Democrats cried “foul.”  Senator Garrett Davis of Kentucky complained that Section Three was “a bill of attainder and an ex post facto law.” Representative Benjamin Boyer stated, “Treason is undoubtedly a crime and may be punished but by no bill of attainder or ex post factor law such as is provided in the amendment before the House.” Very conservative Republicans who voted against the Fourteenth Amendment also asserted that Section Three was a bill of attainder.  Chief Justice Salmon Chase voiced his objections outside of Congress.  These objections are important because contemporary commentators often interpret Chase’s later opinions that sharply narrowed Section Three as expressing the original understanding of those provisions.

The Republicans who voted for Section Three unanimously rejected these arguments that congressional legislation naming specific persons as insurrectionists would be an unconstitutional bill of attainder.  Proponents of the Fourteenth Amendment repeatedly maintained  that Section Three merely declared qualifications for office and did not permit Congress to declare anyone guilty of a criminal offense.  Senator Lot M. Morrill of Maine pointed to “an obvious distinction between the penalty which the State affixes to a crime and that disability which the State imposes and has the right to impose against persons whom it does not choose to intrust with official station.” Senator John Henderson declared, “this is an act fixing the qualifications of officers and not an act for the punishment of crime.”  Section Three, these Republicans agreed, amended the qualification clauses of Articles I and II.  The provision did not amend the treason clause, introduce a new crime, or provide additional criminal penalties for an existing crime.

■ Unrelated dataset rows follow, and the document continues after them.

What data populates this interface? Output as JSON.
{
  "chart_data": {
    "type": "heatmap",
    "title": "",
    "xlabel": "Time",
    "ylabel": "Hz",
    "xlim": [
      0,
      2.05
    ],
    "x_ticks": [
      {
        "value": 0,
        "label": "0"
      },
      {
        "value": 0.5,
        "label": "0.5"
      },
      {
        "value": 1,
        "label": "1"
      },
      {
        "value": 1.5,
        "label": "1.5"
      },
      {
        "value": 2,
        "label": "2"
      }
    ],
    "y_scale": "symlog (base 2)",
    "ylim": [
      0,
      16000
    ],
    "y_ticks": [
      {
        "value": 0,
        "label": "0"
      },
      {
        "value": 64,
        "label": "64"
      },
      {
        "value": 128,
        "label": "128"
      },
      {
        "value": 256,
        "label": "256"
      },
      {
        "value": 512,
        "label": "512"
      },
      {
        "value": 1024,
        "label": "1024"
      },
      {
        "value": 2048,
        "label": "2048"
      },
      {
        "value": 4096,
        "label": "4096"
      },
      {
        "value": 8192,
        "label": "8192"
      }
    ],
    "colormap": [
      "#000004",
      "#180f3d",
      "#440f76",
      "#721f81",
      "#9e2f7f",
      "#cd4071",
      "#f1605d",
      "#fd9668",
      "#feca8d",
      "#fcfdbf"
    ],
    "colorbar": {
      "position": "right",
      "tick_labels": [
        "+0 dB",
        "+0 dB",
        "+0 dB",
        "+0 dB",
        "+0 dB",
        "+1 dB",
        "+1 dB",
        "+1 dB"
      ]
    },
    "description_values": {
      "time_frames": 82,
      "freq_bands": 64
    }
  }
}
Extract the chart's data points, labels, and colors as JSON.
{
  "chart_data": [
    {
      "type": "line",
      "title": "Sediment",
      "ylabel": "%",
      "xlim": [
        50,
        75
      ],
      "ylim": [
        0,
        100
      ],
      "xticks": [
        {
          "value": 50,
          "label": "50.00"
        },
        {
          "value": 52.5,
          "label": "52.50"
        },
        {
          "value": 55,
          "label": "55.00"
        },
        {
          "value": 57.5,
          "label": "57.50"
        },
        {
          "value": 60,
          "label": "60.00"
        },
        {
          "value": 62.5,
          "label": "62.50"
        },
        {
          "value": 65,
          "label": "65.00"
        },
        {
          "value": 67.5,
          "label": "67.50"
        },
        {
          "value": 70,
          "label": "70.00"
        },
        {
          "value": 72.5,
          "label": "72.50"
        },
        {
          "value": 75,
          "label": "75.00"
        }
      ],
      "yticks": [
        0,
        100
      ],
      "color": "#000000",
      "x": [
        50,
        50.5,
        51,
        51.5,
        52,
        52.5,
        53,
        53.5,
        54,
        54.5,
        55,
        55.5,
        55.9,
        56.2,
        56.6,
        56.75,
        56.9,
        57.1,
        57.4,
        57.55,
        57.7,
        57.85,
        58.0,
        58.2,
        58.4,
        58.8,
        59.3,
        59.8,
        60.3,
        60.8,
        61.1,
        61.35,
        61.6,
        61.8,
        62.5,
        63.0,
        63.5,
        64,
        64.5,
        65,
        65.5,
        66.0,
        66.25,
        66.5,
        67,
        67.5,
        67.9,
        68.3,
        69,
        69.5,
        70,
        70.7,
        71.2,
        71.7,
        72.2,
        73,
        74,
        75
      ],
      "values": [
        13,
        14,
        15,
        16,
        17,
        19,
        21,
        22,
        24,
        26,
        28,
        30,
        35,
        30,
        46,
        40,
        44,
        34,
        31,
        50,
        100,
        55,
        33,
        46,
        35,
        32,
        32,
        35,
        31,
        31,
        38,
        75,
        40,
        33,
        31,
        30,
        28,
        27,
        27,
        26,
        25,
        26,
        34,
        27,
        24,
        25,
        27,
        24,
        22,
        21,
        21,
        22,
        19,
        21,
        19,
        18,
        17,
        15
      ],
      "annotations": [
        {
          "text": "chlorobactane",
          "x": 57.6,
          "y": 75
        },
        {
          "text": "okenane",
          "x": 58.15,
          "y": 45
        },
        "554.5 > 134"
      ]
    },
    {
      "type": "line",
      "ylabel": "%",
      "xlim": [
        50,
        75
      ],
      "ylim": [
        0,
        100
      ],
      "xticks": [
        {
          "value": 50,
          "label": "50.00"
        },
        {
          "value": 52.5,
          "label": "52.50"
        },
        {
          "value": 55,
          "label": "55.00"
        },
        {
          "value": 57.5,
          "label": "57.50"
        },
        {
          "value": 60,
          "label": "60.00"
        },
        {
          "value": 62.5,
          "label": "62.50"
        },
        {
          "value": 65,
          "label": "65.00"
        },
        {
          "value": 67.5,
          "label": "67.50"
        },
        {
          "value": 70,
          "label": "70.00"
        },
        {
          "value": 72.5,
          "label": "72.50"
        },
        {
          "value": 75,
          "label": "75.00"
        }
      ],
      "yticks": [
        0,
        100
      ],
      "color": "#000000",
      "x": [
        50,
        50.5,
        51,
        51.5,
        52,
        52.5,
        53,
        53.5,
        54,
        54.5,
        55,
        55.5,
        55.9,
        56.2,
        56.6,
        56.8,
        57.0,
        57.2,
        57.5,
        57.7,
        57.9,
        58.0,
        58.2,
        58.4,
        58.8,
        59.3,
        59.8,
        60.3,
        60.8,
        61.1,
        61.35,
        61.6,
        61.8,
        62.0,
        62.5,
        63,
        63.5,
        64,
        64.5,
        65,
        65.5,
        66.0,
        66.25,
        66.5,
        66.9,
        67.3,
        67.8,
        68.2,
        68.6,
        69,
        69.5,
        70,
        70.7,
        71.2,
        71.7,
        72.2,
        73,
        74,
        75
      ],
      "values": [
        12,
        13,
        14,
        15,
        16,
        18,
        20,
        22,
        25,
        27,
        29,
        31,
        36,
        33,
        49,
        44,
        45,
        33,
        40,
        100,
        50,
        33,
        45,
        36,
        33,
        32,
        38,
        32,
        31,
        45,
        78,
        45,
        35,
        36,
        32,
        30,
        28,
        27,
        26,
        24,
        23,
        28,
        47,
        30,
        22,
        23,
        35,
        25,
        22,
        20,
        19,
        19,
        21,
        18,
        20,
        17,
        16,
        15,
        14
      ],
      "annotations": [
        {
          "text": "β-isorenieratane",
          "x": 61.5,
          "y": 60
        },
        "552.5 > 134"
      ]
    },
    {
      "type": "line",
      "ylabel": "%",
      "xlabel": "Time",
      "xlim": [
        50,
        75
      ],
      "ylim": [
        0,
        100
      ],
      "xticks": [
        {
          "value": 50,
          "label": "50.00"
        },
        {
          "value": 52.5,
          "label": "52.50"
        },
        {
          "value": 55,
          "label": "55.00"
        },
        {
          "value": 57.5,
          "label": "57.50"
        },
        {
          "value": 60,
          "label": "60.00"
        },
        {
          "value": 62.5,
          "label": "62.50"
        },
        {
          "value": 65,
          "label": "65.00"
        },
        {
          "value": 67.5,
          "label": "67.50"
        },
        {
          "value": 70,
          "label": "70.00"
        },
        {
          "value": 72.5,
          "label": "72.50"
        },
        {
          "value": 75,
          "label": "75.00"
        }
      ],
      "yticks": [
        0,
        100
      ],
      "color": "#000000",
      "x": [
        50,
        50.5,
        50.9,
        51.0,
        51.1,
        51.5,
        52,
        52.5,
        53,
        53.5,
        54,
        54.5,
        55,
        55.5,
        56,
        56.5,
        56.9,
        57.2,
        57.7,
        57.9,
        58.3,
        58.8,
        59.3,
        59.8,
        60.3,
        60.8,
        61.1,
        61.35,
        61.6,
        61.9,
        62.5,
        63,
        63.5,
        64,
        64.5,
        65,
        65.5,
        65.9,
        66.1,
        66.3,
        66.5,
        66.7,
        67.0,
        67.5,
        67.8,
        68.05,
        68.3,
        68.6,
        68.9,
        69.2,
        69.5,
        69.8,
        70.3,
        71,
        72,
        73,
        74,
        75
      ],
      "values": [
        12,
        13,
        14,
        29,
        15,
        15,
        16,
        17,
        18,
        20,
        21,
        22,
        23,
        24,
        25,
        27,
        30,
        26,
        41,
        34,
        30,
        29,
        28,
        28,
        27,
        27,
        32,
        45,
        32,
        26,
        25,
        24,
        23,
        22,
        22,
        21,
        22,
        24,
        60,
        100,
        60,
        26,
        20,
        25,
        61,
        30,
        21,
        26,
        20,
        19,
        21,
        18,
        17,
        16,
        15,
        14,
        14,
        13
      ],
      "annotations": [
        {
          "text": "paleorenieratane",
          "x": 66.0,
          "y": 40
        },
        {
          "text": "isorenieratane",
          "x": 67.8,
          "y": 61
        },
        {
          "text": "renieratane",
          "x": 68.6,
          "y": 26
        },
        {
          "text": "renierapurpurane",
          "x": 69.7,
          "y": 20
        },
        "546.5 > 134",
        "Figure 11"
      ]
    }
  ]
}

Section Three's amendment to the qualifications clauses of the Constitution places the power to implement Section Three in the Congress and authorizes the naming of names.  Bills of attainder declare particular persons guilty of crimes.  Congressional laws passed under Section Three merely assert who meets the qualifications for federal office.  Congress has the same power to determine whether a potential aspirant for the presidency had participated in an insurrection as Congress has to determine whether that person would be thirty-five years old when elected.  A congressional determination that such a person had participated in an insurrection or had forged a birth certification merely makes that person ineligible for the presidency.  Whether criminal charges should be filed against that person is another matter entirely.  The Senate could pass a resolution tomorrow listing all or some of the persons eligible to become Senators in the next national election.  That they do not do so is a matter of convenience, not constitutional power. 

More to the point, Section Three is a part of constitutional amendment, not a federal law.  If a federal law declaring people ineligible for office was a bill of attainder in 1865, the American people by amending the constitution were free to sanction such a bill of attainder.  Henderson reminded members of the Thirty-Ninth Congress, “They tell us that it is a bill of attainder.  Suppose it were; are the people in their sovereign capacity prohibited from passing a bill of attainder?”

Senator Jacob Howard of Michigan decisively refuted existing and future concerns that Section Three permitted unconstitutional bills of attainder when introducing the Fourteenth Amendment to Congress.  Section Five, he stated, “casts upon Congress the responsibility of seeing to it, for the future, that all the sections of the amendment are carried out in good faith.”  Whether Trump or anyone else is guilty of participating in an insurrection against the United States is a matter for a criminal court to decide.  Whether Trump or anyone else is ineligible for state or federal office because they participated in an insurrection against the United States is for Congress to decide.  The Republicans who framed Section Three would not have thought unconstitutional legislation declaring Donald Trump ineligible for federal or state office under Section Three of the Fourteenth Amendment.  Neither should we.